A empresa é argentina, fabrica cabines para máquinas agrícolas e funcionava na rua Ilnah Pacheco Secundino de Oliveira há quase uma década. Paulo Cesar Garcia dos Santos é auxiliar de lixador e disse que há meses a empresa dava sinal de que não estava em um momento favorável.

“Ficamos sabendo por terceiros, nem comunicaram a gente. A gente estava em banco de hora há algum tempo e quando soubemos viemos aqui e demos com a empresa fechada. A gente vinha, trabalhava três dias e passava três em casa, a empresa já estava em uma situação ruim. Mês passado a gente ficou sem pagamento, em abril eles só adiantaram o vale. Não temos um parecer, o dono é da argentina, estamos aqui, largados. Filhos para comer, aluguel vencido”, lamentou o funcionário, em entrevista à Banda B.

 

Funcionários disseram que salário estava atrasado há dois meses. Foto: Banda B

 

Já o operador de máquina injetora Izaias de Oliveira Cardoso trabalhava na empresa há 8 anos e disse que jamais imaginou passar por essa situação. “Eu não imaginei que iria chegar a esse ponto, com conta atrasada, família sem amparo. Precisamos ver se alguém resolve nosso problema. Já fizemos uma denúncia”, disse ele;

Além dos funcionários, familiares também se reuniram para encorpar o protesto. Uma delas é Castolina Garcia, que se juntou aos manifestantes em prol do marido e do filho, ambos funcionários da empresa. “Meu esposo trabalha aqui há 8 anos e meu filho há dois. Uma situação muito difícil na minha casa e de tantas outras pessoas. Estamos pedindo para que as autoridades olhem por nós. Não queríamos estar aqui em plena pandemia, fora de casa, mas infelizmente, ou o vírus mata ou a fome. Tomara que a justiça resolva isso para nós. Muitos não tem dinheiro para comer”, disse ela.

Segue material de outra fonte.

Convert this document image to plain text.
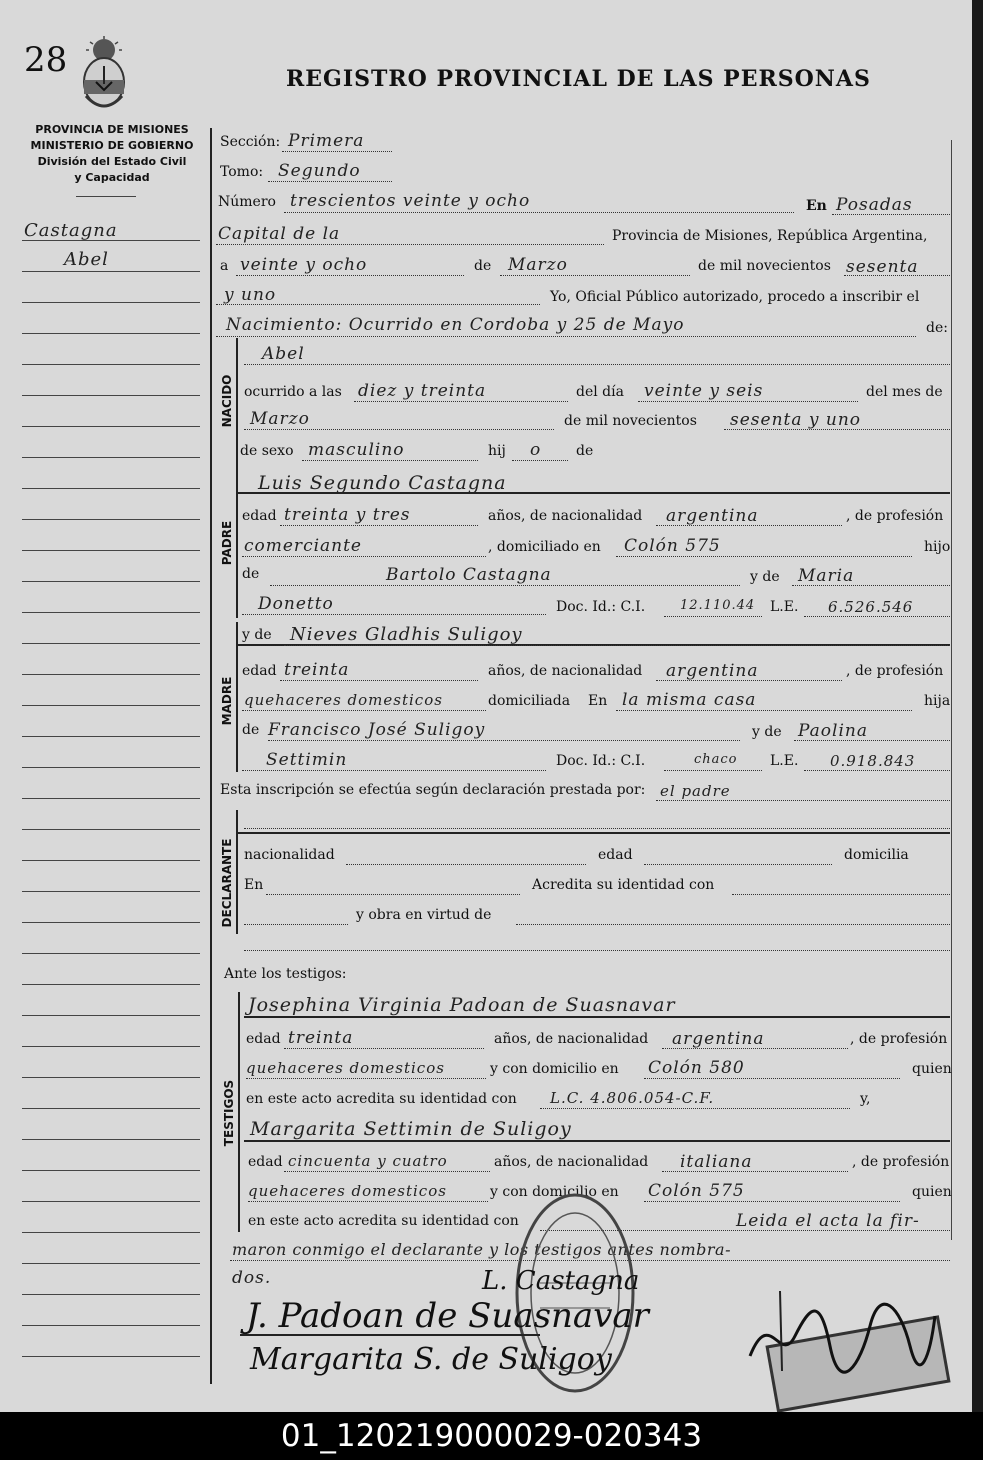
28	REGISTRO PROVINCIAL DE LAS PERSONAS
PROVINCIA DE MISIONES
MINISTERIO DE GOBIERNO
División del Estado Civil
y Capacidad
Castagna
Abel
NACIDO
PADRE
MADRE
DECLARANTE
TESTIGOS
Sección: Primera
Tomo: Segundo
Número trescientos veinte y ocho	En Posadas
Capital de la	Provincia de Misiones, República Argentina,
a veinte y ocho	de Marzo	de mil novecientos sesenta
y uno	Yo, Oficial Público autorizado, procedo a inscribir el
Nacimiento: Ocurrido en Cordoba y 25 de Mayo	de:
Abel
ocurrido a las diez y treinta	del día veinte y seis	del mes de
Marzo	de mil novecientos sesenta y uno
de sexo masculino	hij o de
Luis Segundo Castagna
edad treinta y tres	años, de nacionalidad argentina	, de profesión
comerciante	, domiciliado en Colón 575	hijo
de	Bartolo Castagna	y de Maria
Donetto	Doc. Id.: C.I.	12.110.44 L.E. 6.526.546
y de Nieves Gladhis Suligoy
edad treinta	años, de nacionalidad argentina	, de profesión
quehaceres domesticos	domiciliada En la misma casa	hija
de Francisco José Suligoy	y de Paolina
Settimin	Doc. Id.: C.I.	chaco L.E. 0.918.843
Esta inscripción se efectúa según declaración prestada por: el padre
nacionalidad	edad	domicilia
En	Acredita su identidad con
y obra en virtud de
Ante los testigos:
Josephina Virginia Padoan de Suasnavar
edad treinta	años, de nacionalidad argentina	, de profesión
quehaceres domesticos	y con domicilio en Colón 580	quien
en este acto acredita su identidad con L.C. 4.806.054-C.F.	y,
Margarita Settimin de Suligoy
edad cincuenta y cuatro	años, de nacionalidad italiana	, de profesión
quehaceres domesticos	y con domicilio en Colón 575	quien
en este acto acredita su identidad con	Leida el acta la fir-
maron conmigo el declarante y los testigos antes nombra-
dos.	L. Castagna
J. Padoan de Suasnavar
Margarita S. de Suligoy
01_120219000029-020343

Presente na manifestação, o diretor do Sindicato dos Metalúrgiso, Algacyr Almeida Machado, garantiu que tentou negociação com a direção da empresa, mas sem sucesso. “Dentro das normas legais, quando recebemos a denúncia dos funcionários, o sindicato veio e conversou com uma pessoa que estava representando a empresa, demos indicativos sobre o que poderia ser feito para resolver a situação, já que tinha boatos de que a empresa seria vendida e estavam tentando vender o maquinário. A única verdade que ficou é que os trabalhadores ficaram sem pagamento, tentamos utilizar das ferramentas da medida que prevê um valor emergencial do governo aos trabalhadores, mas não houve acerto. Pedimos que a empresa desse aviso prévio aos trabalhadores para que eles pudessem dar entrada no seguro-desemprego e, infelizmente, nenhuma dessas alternativas foram aceitadas por eles”, detalhou.

A denúncia foi encaminhada ao Ministério do Trabalho e o objetivo dos trabalhadores é que nenhum maquinário seja retirado do barracão para que possa ser vendido e revertido em ações rescisórias.

O aluguel do barracão onde funciona a empresa também está em atraso, segundo os funcionários. Uma oficial de justiça esteve presente na manhã de hoje na empresa, acompanhada da Polícia Militar (PM) para entregar um documento com relação ao atraso.

Retorno

A Banda B tentou entrar em contato com a empresa por meio de ligação telefônica, mas não obteve sucesso.